Residence hall students survive ‘cabin fever’

Valerie Melton

Bill Watterson, author of infamous Calvin and Hobbs comic strip, once said, “Getting an inch of snow is like winning 10 cents in the lottery.”

If that statement is true, then the students of Missouri Southern hit the jackpot last week. While many students welcome the promise of winter flurries and the possibility of a day off, Mother Nature had something else in mind. It took her only one weekend to disable the campus for a week. It was ice, not snow, but Watterson had the sentiment right.

Yet with dangerous driving conditions, questionable dependence on electricity and hot water, and sheer boredom, Southern students managed to make it through what will undoubtly be remembered as one of the worst winter storms in University history.

Parking lots became ice rinks for cars, the sidewalks ice rinks for people and outdoor steps became a true test of one’s mountain climbing ability.

Kay Maric, freshman business major, fought the snow and ice with care and had “no intentions of frockling in it.”

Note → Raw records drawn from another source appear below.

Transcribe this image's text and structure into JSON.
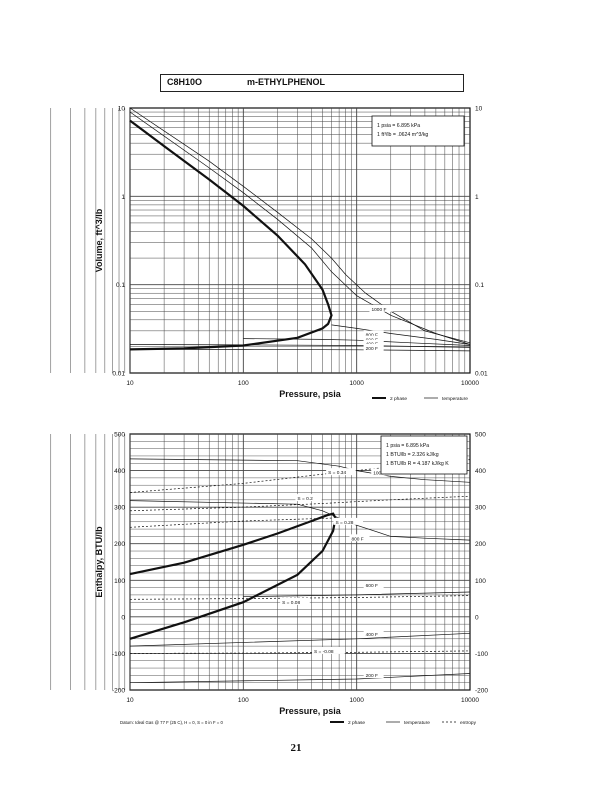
{
  "header": {
    "formula": "C8H10O",
    "name": "m-ETHYLPHENOL"
  },
  "page_number": "21",
  "colors": {
    "ink": "#111111",
    "grid": "#444444",
    "background": "#ffffff"
  },
  "chart_data": [
    {
      "type": "line",
      "title": "",
      "xlabel": "Pressure,  psia",
      "ylabel": "Volume, ft^3/lb",
      "x_scale": "log",
      "y_scale": "log",
      "xlim": [
        10,
        10000
      ],
      "ylim": [
        0.01,
        10
      ],
      "x_ticks": [
        "10",
        "100",
        "1000",
        "10000"
      ],
      "y_ticks": [
        "0.01",
        "0.1",
        "1",
        "10"
      ],
      "grid": true,
      "info_box": [
        "1 psia  =  6.895 kPa",
        "1 ft^3/lb  =  .0624 m^3/kg"
      ],
      "legend": [
        "2 phase",
        "temperature"
      ],
      "legend_position": "bottom-right",
      "series": [
        {
          "style": "2 phase",
          "x": [
            10,
            20,
            50,
            100,
            200,
            350,
            500,
            560,
            600,
            560,
            500,
            300,
            100,
            30,
            10
          ],
          "y": [
            7.2,
            3.7,
            1.55,
            0.78,
            0.36,
            0.17,
            0.088,
            0.06,
            0.045,
            0.036,
            0.032,
            0.025,
            0.0205,
            0.019,
            0.0185
          ]
        },
        {
          "style": "temperature",
          "label": "1000 F",
          "x": [
            10,
            50,
            100,
            200,
            400,
            600,
            800,
            1200,
            2000,
            4000,
            10000
          ],
          "y": [
            10,
            2.5,
            1.3,
            0.66,
            0.33,
            0.2,
            0.13,
            0.08,
            0.05,
            0.03,
            0.022
          ]
        },
        {
          "style": "temperature",
          "label": "",
          "x": [
            10,
            50,
            100,
            200,
            400,
            600,
            1000,
            2000,
            5000,
            10000
          ],
          "y": [
            9,
            2.1,
            1.1,
            0.55,
            0.26,
            0.14,
            0.075,
            0.045,
            0.028,
            0.021
          ]
        },
        {
          "style": "temperature",
          "label": "800 F",
          "x": [
            600,
            1000,
            2000,
            5000,
            10000
          ],
          "y": [
            0.035,
            0.032,
            0.028,
            0.024,
            0.021
          ]
        },
        {
          "style": "temperature",
          "label": "600 F",
          "x": [
            100,
            500,
            1000,
            3000,
            10000
          ],
          "y": [
            0.0245,
            0.024,
            0.0235,
            0.022,
            0.0205
          ]
        },
        {
          "style": "temperature",
          "label": "400 F",
          "x": [
            10,
            100,
            1000,
            10000
          ],
          "y": [
            0.021,
            0.0208,
            0.0205,
            0.0195
          ]
        },
        {
          "style": "temperature",
          "label": "200 F",
          "x": [
            10,
            100,
            1000,
            10000
          ],
          "y": [
            0.0185,
            0.0185,
            0.0183,
            0.0178
          ]
        }
      ]
    },
    {
      "type": "line",
      "title": "",
      "xlabel": "Pressure,  psia",
      "ylabel": "Enthalpy, BTU/lb",
      "x_scale": "log",
      "y_scale": "linear",
      "xlim": [
        10,
        10000
      ],
      "ylim": [
        -200,
        500
      ],
      "x_ticks": [
        "10",
        "100",
        "1000",
        "10000"
      ],
      "y_ticks": [
        "-200",
        "-100",
        "0",
        "100",
        "200",
        "300",
        "400",
        "500"
      ],
      "grid": true,
      "info_box": [
        "1 psia  =  6.895 kPa",
        "1 BTU/lb  =  2.326 kJ/kg",
        "1 BTU/lb R  =  4.187 kJ/kg K"
      ],
      "footnote": "Datum: Ideal Gas @ 77 F (25 C),  H = 0,  S = 0 in F = 0",
      "legend": [
        "2 phase",
        "temperature",
        "entropy"
      ],
      "legend_position": "bottom-right",
      "series": [
        {
          "style": "2 phase",
          "x": [
            10,
            30,
            100,
            200,
            400,
            550,
            620,
            650,
            620,
            500,
            300,
            100,
            30,
            10
          ],
          "y": [
            117,
            148,
            197,
            228,
            262,
            278,
            282,
            270,
            235,
            180,
            115,
            40,
            -15,
            -60
          ]
        },
        {
          "style": "temperature",
          "label": "1000 F",
          "x": [
            10,
            300,
            700,
            1000,
            2000,
            4000,
            10000
          ],
          "y": [
            432,
            427,
            412,
            400,
            384,
            375,
            368
          ]
        },
        {
          "style": "temperature",
          "label": "800 F",
          "x": [
            10,
            300,
            500,
            900,
            2000,
            4000,
            10000
          ],
          "y": [
            318,
            308,
            290,
            255,
            220,
            215,
            210
          ]
        },
        {
          "style": "temperature",
          "label": "600 F",
          "x": [
            100,
            1000,
            10000
          ],
          "y": [
            55,
            60,
            68
          ]
        },
        {
          "style": "temperature",
          "label": "400 F",
          "x": [
            10,
            1000,
            10000
          ],
          "y": [
            -80,
            -60,
            -45
          ]
        },
        {
          "style": "temperature",
          "label": "200 F",
          "x": [
            10,
            1000,
            10000
          ],
          "y": [
            -180,
            -170,
            -155
          ]
        },
        {
          "style": "entropy",
          "label": "S = 0.34",
          "x": [
            10,
            100,
            500,
            2000,
            10000
          ],
          "y": [
            340,
            365,
            390,
            410,
            430
          ]
        },
        {
          "style": "entropy",
          "label": "S = 0.2",
          "x": [
            10,
            100,
            500,
            2000,
            10000
          ],
          "y": [
            290,
            300,
            310,
            320,
            330
          ]
        },
        {
          "style": "entropy",
          "label": "S = 0.28",
          "x": [
            10,
            100,
            600
          ],
          "y": [
            245,
            262,
            270
          ]
        },
        {
          "style": "entropy",
          "label": "S = 0.08",
          "x": [
            10,
            100,
            1000,
            10000
          ],
          "y": [
            48,
            50,
            53,
            58
          ]
        },
        {
          "style": "entropy",
          "label": "S = -0.08",
          "x": [
            10,
            100,
            1000,
            10000
          ],
          "y": [
            -100,
            -99,
            -97,
            -93
          ]
        }
      ]
    }
  ]
}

Students reported cracking windshields, chipping paint off their cars and destroyed door handles and tires in a fit of frustration from being trapped on campus.

Megan Hudson, sophomore art major, found getting into her car was almost as difficult as digging it out.

“I had trouble even getting into my car,” she said. “The door handles and locks were so frozen that I couldn’t even get my key in the door.”

With thousands of residents within the University service area lacking power, rumors surfaced that Southern was included in the mix.

Josh Doak, resident housing director, said a lack of hot water in residence halls was not due to power shortages, but instead was linked to recurring problems with one of the boilers that was acting up even before the storm hit.

Doak was pleased with students’ behavior and the way they handled their time off from classes.

“We had few problems throughout the week,” he said. “It remained pretty quiet and everyone seemed to enjoy themselves.

“We did our best to reduce ‘cabin fever’ and opened the racquetball courts and gym a couple of hours every afternoon.”

Despite the efforts of Doak and others, some students saw the University response as tardy.

“I think it’s a smart thing they did (to cancel classes),” said Alexander Vassilev, xxxxxx xxxxxx major from Bulgaria. “But I think they should have done it earlier, when it was obvious that it wasn’t going to clear up.

“I knew on Monday there was no way it would be cleared by then.”